Mergers are notorious for causing leadership attrition, and one leader Schnee is likely to work hard to hold onto is Fereydoun Firouz, president of Serono's US headquarters since 2003. A Swiss native like Schnee, Firouz, 43, has spent his entire career at the biotech, growing its global business by starting subsidiaries in emerging markets, then taking over the reproductive health division in the United States before moving to the top spot.

Firouz has scored some important successes as an innovator of specialty marketing. "Being in specialized pharmaceuticals, we focus on delivering products to specific populations with serious unmet medical needs," he says. "So, for us, it's not about advertising. Our priority is driving the pipeline and bringing new products to patients—not 'consumers'—while our marketed brands are supported by superior educational, support, and access resources."

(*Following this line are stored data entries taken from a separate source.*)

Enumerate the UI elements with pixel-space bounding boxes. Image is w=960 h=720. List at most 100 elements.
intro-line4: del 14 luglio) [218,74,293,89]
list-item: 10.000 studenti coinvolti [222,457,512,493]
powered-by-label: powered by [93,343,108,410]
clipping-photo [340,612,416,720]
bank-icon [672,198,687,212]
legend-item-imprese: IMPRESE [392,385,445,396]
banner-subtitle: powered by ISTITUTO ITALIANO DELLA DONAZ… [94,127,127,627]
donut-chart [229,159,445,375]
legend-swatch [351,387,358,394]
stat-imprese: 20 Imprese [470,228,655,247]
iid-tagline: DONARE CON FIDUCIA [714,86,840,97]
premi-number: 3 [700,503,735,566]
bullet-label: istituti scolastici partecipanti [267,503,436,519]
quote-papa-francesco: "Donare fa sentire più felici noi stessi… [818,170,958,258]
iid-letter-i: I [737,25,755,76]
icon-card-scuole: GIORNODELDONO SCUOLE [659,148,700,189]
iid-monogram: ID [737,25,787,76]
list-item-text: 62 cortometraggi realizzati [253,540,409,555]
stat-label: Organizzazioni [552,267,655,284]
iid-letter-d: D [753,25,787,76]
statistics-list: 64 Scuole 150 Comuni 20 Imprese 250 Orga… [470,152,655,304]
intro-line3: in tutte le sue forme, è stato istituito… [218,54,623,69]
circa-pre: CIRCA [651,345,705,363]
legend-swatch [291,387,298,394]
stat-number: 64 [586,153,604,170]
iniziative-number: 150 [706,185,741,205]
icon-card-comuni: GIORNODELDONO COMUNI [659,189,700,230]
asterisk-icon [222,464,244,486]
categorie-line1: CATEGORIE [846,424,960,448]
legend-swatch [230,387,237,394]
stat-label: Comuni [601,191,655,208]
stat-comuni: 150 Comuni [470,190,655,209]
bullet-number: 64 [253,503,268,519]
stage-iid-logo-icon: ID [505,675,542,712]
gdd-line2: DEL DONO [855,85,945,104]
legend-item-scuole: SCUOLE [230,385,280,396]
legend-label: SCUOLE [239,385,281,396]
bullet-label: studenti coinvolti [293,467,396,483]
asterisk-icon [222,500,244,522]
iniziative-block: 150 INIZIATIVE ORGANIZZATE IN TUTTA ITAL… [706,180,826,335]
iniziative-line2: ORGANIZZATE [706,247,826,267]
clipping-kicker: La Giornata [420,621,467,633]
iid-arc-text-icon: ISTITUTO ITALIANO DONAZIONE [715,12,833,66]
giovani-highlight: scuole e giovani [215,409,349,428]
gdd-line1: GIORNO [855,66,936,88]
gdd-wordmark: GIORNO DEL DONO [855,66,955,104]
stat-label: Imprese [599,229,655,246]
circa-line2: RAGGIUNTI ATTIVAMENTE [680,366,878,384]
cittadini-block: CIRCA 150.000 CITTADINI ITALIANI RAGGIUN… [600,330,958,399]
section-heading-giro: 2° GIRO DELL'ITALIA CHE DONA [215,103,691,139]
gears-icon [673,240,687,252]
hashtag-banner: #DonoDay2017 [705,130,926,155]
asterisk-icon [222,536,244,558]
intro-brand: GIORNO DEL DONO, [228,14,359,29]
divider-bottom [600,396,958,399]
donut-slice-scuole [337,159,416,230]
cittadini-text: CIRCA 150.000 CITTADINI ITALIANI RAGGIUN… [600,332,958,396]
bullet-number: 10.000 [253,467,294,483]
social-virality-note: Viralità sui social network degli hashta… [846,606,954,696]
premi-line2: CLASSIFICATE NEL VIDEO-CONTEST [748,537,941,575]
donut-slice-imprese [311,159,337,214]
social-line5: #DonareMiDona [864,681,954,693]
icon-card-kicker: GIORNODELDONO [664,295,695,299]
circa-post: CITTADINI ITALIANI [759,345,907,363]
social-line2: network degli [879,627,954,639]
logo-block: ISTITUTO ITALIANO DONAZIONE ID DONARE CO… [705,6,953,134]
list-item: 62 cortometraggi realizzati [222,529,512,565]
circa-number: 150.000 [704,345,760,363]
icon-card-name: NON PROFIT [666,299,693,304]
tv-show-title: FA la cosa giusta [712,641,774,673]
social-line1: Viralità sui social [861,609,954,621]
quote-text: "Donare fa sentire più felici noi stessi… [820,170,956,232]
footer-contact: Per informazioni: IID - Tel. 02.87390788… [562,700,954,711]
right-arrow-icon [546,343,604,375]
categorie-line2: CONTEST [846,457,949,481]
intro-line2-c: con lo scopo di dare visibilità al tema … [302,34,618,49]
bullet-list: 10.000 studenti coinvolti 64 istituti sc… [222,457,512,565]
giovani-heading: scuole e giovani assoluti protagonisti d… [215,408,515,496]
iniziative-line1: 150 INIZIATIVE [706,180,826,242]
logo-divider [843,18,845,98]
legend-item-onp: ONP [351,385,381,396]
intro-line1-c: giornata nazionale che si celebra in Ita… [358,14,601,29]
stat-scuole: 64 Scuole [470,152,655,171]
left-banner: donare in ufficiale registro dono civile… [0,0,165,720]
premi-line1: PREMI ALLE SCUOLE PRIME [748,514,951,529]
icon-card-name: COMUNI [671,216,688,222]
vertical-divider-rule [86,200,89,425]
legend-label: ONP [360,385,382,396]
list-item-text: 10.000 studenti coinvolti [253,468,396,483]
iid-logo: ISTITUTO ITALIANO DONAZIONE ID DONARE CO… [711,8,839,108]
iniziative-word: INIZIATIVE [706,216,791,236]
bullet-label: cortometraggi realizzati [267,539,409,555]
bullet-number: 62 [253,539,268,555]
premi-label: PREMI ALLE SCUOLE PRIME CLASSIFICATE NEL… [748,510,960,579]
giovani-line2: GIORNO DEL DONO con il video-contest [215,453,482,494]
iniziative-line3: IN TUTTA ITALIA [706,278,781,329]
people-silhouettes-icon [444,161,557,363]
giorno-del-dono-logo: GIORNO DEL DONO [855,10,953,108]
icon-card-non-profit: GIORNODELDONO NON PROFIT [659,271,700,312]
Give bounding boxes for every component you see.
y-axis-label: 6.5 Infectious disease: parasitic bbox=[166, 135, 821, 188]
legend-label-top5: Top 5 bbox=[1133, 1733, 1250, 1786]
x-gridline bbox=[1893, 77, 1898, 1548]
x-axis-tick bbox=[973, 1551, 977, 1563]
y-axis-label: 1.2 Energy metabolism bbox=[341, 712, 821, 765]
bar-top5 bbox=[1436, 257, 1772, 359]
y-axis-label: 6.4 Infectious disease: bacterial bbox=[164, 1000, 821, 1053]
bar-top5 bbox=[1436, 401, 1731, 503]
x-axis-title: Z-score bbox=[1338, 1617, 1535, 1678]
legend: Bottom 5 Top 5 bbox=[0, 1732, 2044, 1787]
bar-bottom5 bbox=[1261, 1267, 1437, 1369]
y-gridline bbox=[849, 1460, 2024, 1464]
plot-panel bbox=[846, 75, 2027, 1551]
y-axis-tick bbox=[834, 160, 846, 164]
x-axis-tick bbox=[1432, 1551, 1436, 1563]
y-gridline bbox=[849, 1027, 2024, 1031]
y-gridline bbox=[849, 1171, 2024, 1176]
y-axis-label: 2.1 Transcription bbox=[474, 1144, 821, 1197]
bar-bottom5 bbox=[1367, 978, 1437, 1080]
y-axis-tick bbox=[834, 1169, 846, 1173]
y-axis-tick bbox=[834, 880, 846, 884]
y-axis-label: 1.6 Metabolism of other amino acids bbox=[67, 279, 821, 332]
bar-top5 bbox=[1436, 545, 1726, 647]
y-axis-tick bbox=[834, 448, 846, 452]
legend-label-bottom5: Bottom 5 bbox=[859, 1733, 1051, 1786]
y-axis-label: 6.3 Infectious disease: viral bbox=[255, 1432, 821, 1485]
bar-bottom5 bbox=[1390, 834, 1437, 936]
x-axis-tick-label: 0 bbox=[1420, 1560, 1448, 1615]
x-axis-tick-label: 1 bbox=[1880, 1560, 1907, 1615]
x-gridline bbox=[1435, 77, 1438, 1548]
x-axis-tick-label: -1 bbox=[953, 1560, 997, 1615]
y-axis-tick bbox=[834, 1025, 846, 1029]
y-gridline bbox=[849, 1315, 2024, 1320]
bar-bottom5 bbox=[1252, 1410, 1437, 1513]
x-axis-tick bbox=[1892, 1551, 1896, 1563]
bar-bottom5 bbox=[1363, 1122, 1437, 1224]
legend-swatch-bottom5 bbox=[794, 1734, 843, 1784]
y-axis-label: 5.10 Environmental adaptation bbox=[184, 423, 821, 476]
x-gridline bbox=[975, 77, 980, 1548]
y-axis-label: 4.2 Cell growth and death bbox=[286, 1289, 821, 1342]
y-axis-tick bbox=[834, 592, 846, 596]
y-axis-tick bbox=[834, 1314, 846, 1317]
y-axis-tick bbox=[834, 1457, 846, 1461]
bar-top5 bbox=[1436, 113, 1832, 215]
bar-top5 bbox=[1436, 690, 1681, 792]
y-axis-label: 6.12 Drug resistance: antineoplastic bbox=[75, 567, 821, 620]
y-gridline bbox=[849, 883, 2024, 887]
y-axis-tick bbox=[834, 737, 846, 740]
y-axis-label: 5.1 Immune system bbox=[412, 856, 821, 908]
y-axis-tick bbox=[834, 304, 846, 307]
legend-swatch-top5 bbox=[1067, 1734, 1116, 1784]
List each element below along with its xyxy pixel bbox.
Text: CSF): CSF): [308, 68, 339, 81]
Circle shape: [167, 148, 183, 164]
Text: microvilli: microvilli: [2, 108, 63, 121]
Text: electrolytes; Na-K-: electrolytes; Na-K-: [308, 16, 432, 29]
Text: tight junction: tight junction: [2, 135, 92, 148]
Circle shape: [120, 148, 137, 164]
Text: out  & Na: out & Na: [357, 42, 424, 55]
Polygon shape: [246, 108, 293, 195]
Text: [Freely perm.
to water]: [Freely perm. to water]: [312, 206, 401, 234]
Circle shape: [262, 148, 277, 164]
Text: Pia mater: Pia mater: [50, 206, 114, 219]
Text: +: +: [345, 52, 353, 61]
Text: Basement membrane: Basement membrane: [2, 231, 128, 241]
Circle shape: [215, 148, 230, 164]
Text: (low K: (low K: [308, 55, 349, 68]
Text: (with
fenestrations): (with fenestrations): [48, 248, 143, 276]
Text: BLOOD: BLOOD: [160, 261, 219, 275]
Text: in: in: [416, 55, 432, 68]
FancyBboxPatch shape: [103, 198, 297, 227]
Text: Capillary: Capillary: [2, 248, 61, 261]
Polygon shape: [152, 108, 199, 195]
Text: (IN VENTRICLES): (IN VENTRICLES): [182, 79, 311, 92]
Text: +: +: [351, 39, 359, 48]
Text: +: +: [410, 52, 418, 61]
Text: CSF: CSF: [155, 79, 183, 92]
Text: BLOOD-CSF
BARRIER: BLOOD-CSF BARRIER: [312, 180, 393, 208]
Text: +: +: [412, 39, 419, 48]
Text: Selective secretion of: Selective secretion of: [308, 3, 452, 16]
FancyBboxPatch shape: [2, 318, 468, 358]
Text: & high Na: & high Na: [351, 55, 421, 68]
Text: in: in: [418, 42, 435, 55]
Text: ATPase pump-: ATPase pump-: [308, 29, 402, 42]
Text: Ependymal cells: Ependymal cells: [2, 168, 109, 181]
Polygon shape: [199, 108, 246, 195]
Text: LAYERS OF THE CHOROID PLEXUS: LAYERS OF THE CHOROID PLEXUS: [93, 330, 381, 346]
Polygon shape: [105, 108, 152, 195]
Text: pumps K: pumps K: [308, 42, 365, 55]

Commercializing specialty products for serious diseases like MS requires a certain sensitivity—and the education and support programs developed by Serono are among the best in the business. Branded "Lifelines," the call-centers and home visits evolved, says Firouz, from the company's "exploring a more holistic approach. We are drug discoverers and developers, yes, but ultimately we are talking about an individual coping with a very complex, confusing, even horrendous, chronic disease. A member of my family has MS, so I know how difficult it is."

The medical focus expanded to include community building, with webcasts, telecasts, and local events. The company further deepened its commitment to the MS community last June with MS Lifelines Access Made Simple, offering immediate treatment with Rebif for no more than a $50 co-pay (a year's worth of Rebif runs $22,000), as patients struggle to negotiate the red tape of reimbursement assistance.

EMD Serono has gone on to apply the Lifelines model to its fertility and growth-hormone product lines much as a drug is extended for additional applications. "You could very easily say EMD Serono equals biopharmaceutical company, and biopharmaceutical company equals a vial with a biologic in it. But it's not that at all. In fact, EMD Serono is this entire holistic approach."

EMD Serono's innovative specialty marketing may be a partial bulwark against the encroaching threat of biosimilars. Already authorized in Europe, follow-on biologics increasingly appear to be a fait accompli in the United States, although serious concerns over their efficacy and safety may stall legislation for a year or two. For biopharmas like Merck Serono, there are also serious concerns about innovator exclusivity.

Firouz is an engaged but fair-minded partisan on the issue. "My position is not that we should not have follow-on biologics. But in order for them to be a realistic and viable option for patients, two things need to happen," he says. "First, any company producing biosimilars needs to run the proper clinical trials. Second, the innovators, like Merck Serono, need proper incentives in order to keep up our intensive, high-risk investment in the next wave of innovation. Because, ultimately, what we are here for is to come up with cures."

It is not every day that a pharma leader talks passionately about patient support and cures for disease. As for the bottom line, Merck Serono's second-quarter filings record pharma sales rising 11 percent against last year's, with Rebif up 8.2 percent to a record $420 million for the quarter and Erbitux jumping 44 percent to $156 million. It saw its first drug go to market since the merger—Pergoveris, the first-ever recombinant combo to stimulate fertility. If its late-stage pipeline pans out, Merck Serono could be launching new drugs for major diseases like MS and Parkinson's as well as several treatments for small, but serious, unmet medical needs.

Conventional wisdom has it that the failure rate of mergers—in terms of achieving greater-than-average productivity, not to mention intended goals—is slightly less than that of marriages, about 50 to 80 percent. But based on the bottom line, at year one, it looks like Merck Serono may beat the odds.